Rescan: Inductive Instance Segmentation
for Indoor RGBD Scans

Maciej Halber Yifei Shi Kevin Kai Xu Thomas Funkhouser

IEEE International Conference on Computer Vision (ICCV) 2019

Teaser Image
The proposed method estimates a persistent, temporally-aware scene model \(M_i\) from a series of scene observations \(S_i\), captured at sparse time intervals. \(M_{i-1}\) is used to estimate an arrangement of objects in each novel observation \(S_i\). The estimated arrangement is used to estimate the instance segmentation of \(S_i\), which is then used to update the model \(M_i\).
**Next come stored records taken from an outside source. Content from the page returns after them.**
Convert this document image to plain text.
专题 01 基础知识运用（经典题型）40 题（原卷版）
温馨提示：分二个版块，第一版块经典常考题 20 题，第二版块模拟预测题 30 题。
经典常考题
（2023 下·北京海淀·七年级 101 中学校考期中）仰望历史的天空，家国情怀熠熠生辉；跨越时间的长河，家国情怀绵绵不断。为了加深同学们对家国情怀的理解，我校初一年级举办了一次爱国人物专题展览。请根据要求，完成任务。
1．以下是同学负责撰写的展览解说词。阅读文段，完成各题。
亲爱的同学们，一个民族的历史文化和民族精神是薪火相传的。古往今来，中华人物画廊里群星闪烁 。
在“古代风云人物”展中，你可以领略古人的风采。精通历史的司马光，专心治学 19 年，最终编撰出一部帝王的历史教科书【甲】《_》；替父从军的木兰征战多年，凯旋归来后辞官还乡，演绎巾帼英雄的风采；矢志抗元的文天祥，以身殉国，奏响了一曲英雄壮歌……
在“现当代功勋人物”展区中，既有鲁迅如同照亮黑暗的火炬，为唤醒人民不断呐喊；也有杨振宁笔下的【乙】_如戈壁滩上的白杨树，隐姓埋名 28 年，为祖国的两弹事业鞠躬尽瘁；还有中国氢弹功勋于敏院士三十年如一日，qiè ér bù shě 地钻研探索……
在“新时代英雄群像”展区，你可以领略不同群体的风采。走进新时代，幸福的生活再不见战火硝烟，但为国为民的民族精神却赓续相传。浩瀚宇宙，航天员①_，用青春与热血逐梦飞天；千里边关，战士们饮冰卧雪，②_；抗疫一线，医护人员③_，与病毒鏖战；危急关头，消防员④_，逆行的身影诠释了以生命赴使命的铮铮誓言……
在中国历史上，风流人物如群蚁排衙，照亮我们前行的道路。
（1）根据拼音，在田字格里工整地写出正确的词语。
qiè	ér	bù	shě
In depth-sensing applications ranging from home robotics to AR/VR, it will be common to acquire 3D scans of interior spaces repeatedly at sparse time intervals (e.g., as part of regular daily use). We propose an algorithm that analyzes these ``rescans'' to infer a temporal model of a scene with semantic instance information. Our algorithm operates inductively by using the temporal model resulting from past observations to infer an instance segmentation of a new scan, which is then used to update the temporal model. The model contains object instance associations across time and thus can be used to track individual objects, even though there are only sparse observations. During experiments with a new benchmark for the new task, our algorithm outperforms alternate approaches based on state-of-the-art networks for semantic instance segmentation.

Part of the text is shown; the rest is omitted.